A Dynamics-Informed Approach to Prediction of Protein Melting Temperature via Graph Neural Networks

A practical design of biomedical materials requires knowledge of their thermal properties. Melting temperature has a direct influence on molecular stability, functionality, and performance in the case of protein engineering. For example, biosensors and enzymes will only operate as intended within a limited thermal range. As such, the prediction of the thermostability of proteins is a crucial factor with implications in various scientific disciplines and technical applications. This task requires an understanding of the hierarchical organization of proteins, which manifests in a dynamically coupled cellular system. The introduction of machine learning methods to biology brought about astounding breakthroughs, such as the prediction of protein structures by AlphaFold. It is a promising approach to undertaking convoluted relationships in protein science. In this study, we propose a machine learning method for the computation of the melting temperature of proteins, taking into account the amino acid sequence, protein structure, and dynamics. Graphs (as in graph theory) are chosen as our data representation due to their rotational invariance and their intuitive mapping to molecular structures. The sequential, structural, and dynamical information are represented as multigraphs, with residues as its nodes, and various node features and edge connections derived from each of these properties. To process the data, a graph neural network architecture that makes use of message passing layers was designed to accommodate the multiple types of connections.
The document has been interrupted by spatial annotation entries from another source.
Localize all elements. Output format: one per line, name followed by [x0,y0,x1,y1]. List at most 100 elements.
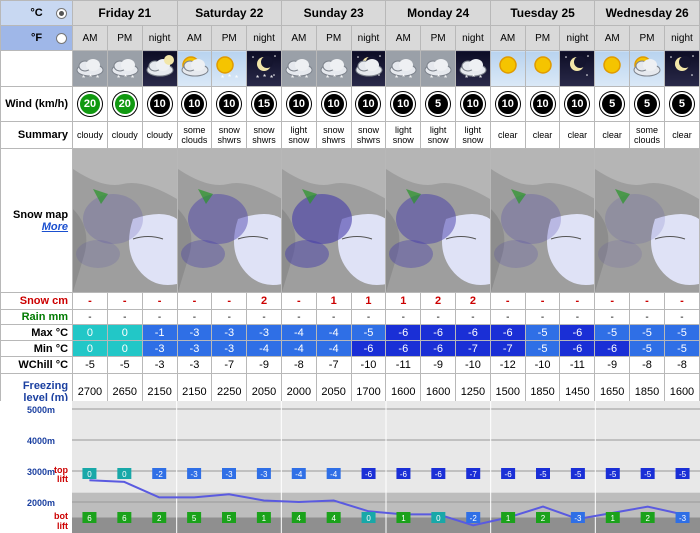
min-cell: 0 [72,340,108,357]
top-lift-label: lift [57,474,68,484]
snow-map-image[interactable] [280,148,387,293]
svg-text:*: * [89,73,92,82]
min-cell: -5 [524,340,561,357]
bot-lift-temp: 0 [436,514,441,523]
summary-cell: some clouds [629,121,665,149]
wind-speed: 10 [147,92,172,116]
max-cell: -5 [629,324,665,341]
snow-map-image[interactable] [176,148,282,293]
min-cell: -3 [176,340,213,357]
sun-cloud-icon [629,50,665,87]
max-cell: 0 [72,324,108,341]
svg-text:*: * [298,73,301,82]
period-label: night [663,25,700,51]
period-label: PM [315,25,352,51]
wind-speed: 5 [669,92,694,116]
wchill-cell: -10 [350,356,387,374]
wind-cell: 10 [350,86,387,122]
wind-cell: 5 [594,86,631,122]
period-label: night [559,25,596,51]
cloud-snow-icon: * * * [280,50,317,87]
snow-cell: - [72,292,108,310]
wchill-cell: -10 [455,356,491,374]
bot-lift-temp: 1 [262,514,267,523]
top-lift-temp: 0 [87,470,92,479]
top-lift-temp: -5 [539,470,547,479]
top-lift-temp: -5 [644,470,652,479]
wchill-cell: -5 [106,356,143,374]
unit-celsius-toggle[interactable]: °C [0,0,74,26]
wind-speed: 5 [600,92,625,116]
svg-text:*: * [326,74,329,83]
top-lift-temp: -3 [260,470,268,479]
snow-cell: - [629,292,665,310]
svg-text:*: * [305,74,308,83]
summary-cell: snow shwrs [246,121,282,149]
svg-text:*: * [131,74,134,83]
rain-cell: - [106,309,143,325]
summary-cell: clear [489,121,526,149]
snow-map-image[interactable] [489,148,596,293]
svg-text:*: * [228,73,231,82]
moon-snow-icon: * * * [246,50,282,87]
svg-text:*: * [465,74,468,83]
min-cell: -6 [385,340,422,357]
period-label: night [455,25,491,51]
svg-text:*: * [263,73,266,82]
top-lift-temp: 0 [122,470,127,479]
cloud-snow-icon: * * * [455,50,491,87]
wind-cell: 10 [559,86,596,122]
bot-lift-temp: 2 [645,514,650,523]
svg-text:*: * [117,74,120,83]
rain-cell: - [559,309,596,325]
forecast-table: °C Friday 21 Saturday 22 Sunday 23 Monday 24… [0,0,700,411]
rain-cell: - [629,309,665,325]
snow-label: Snow cm [0,292,74,310]
bot-lift-temp: -2 [470,514,478,523]
snow-map-image[interactable] [385,148,491,293]
wind-speed: 20 [77,92,102,116]
fahrenheit-radio[interactable] [56,33,68,44]
summary-cell: light snow [280,121,317,149]
min-cell: -6 [350,340,387,357]
wchill-cell: -12 [489,356,526,374]
wind-cell: 10 [385,86,422,122]
bot-lift-temp: -3 [679,514,687,523]
wchill-cell: -9 [420,356,457,374]
wchill-cell: -7 [315,356,352,374]
wind-cell: 15 [246,86,282,122]
svg-text:*: * [409,74,412,83]
min-cell: -7 [489,340,526,357]
wchill-cell: -8 [629,356,665,374]
wind-cell: 10 [489,86,526,122]
wchill-cell: -9 [246,356,282,374]
top-lift-temp: -3 [191,470,199,479]
unit-fahrenheit-toggle[interactable]: °F [0,25,74,51]
summary-cell: snow shwrs [350,121,387,149]
bot-lift-temp: 4 [297,514,302,523]
bot-lift-temp: 5 [192,514,197,523]
sun-cloud-icon [176,50,213,87]
min-cell: -4 [280,340,317,357]
summary-cell: clear [559,121,596,149]
snow-map-image[interactable] [72,148,178,293]
summary-cell: clear [663,121,700,149]
period-label: AM [385,25,422,51]
more-link[interactable]: More [42,221,68,233]
max-cell: -5 [350,324,387,341]
period-label: PM [420,25,457,51]
rain-cell: - [455,309,491,325]
wind-cell: 10 [315,86,352,122]
wind-cell: 10 [455,86,491,122]
top-lift-temp: -6 [400,470,408,479]
celsius-radio[interactable] [56,8,68,19]
snow-cell: - [524,292,561,310]
snow-cell: - [489,292,526,310]
rain-cell: - [315,309,352,325]
snow-map-label: Snow map More [0,148,74,293]
moon-cloud-icon [350,50,387,87]
period-label: AM [280,25,317,51]
snow-map-image[interactable] [594,148,700,293]
sun-icon [489,50,526,87]
min-cell: -4 [246,340,282,357]
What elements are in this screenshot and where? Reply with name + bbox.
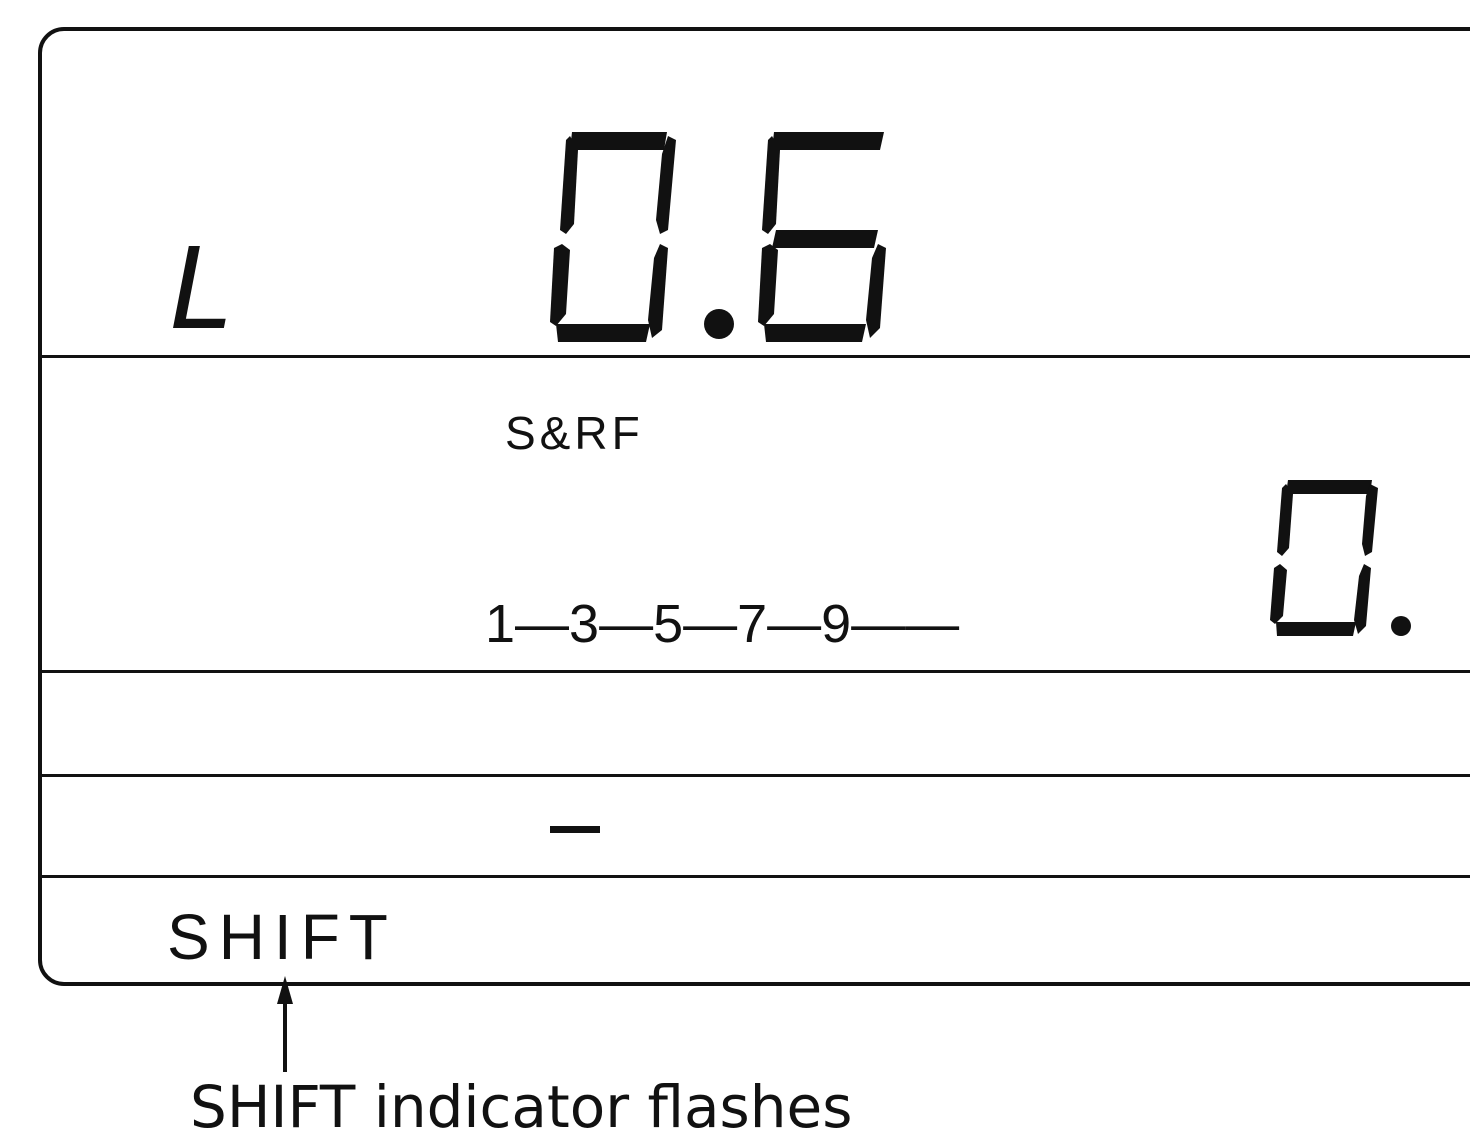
secondary-digit-0-seg-a [1286, 480, 1372, 494]
main-digit-6-seg-g [772, 230, 878, 248]
main-digit-6-seg-c [866, 244, 886, 338]
dash-segment [550, 826, 600, 833]
channel-indicator: L [170, 225, 232, 355]
annotation-caption: SHIFT indicator flashes [190, 1073, 853, 1141]
mode-label: S&RF [505, 407, 644, 459]
main-digit-0-seg-b [656, 136, 676, 234]
harmonics-scale: 1—3—5—7—9—— [485, 594, 960, 654]
secondary-value-digits [1270, 480, 1411, 636]
shift-indicator: SHIFT [167, 901, 397, 973]
secondary-decimal-point [1391, 616, 1411, 636]
main-digit-0-seg-f [560, 136, 578, 234]
secondary-digit-0-seg-b [1362, 484, 1378, 556]
secondary-digit-0-seg-f [1277, 484, 1293, 556]
main-digit-0-seg-e [550, 244, 570, 326]
secondary-digit-0-seg-c [1354, 564, 1371, 634]
channel-indicator-text: L [170, 225, 232, 355]
secondary-digit-0-seg-d [1276, 622, 1356, 636]
main-digit-6-seg-d [764, 324, 866, 342]
main-digit-0-seg-c [648, 244, 668, 338]
main-decimal-point [704, 309, 734, 339]
annotation-arrowhead [277, 976, 293, 1004]
main-digit-6-seg-e [758, 244, 778, 326]
main-digit-0-seg-a [570, 132, 667, 150]
annotation-arrow [277, 976, 293, 1072]
main-digit-6-seg-f [762, 136, 780, 234]
secondary-digit-0-seg-e [1270, 564, 1287, 624]
main-value-digits [550, 132, 886, 342]
main-digit-0-seg-d [556, 324, 650, 342]
main-digit-6-seg-a [772, 132, 884, 150]
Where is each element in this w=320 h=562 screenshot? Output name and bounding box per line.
Protein structures were computed by AlphaFold and the dynamics were computed based on the torsional network model (TNM) for training. Hence, the learned features and parameters can be readily applied to protein sequences without known experimental structure, satisfying the goal of aiding the prediction of design proteins. We are also able to identify key domains that contribute to the thermal stability/instability of proteins by computing the graph regression activation map, which is based on the partial derivative of the predicted value with respect to features on the input nodes. Our method gives insight into the mechanism of natural proteins and provides critical information regarding design proteins.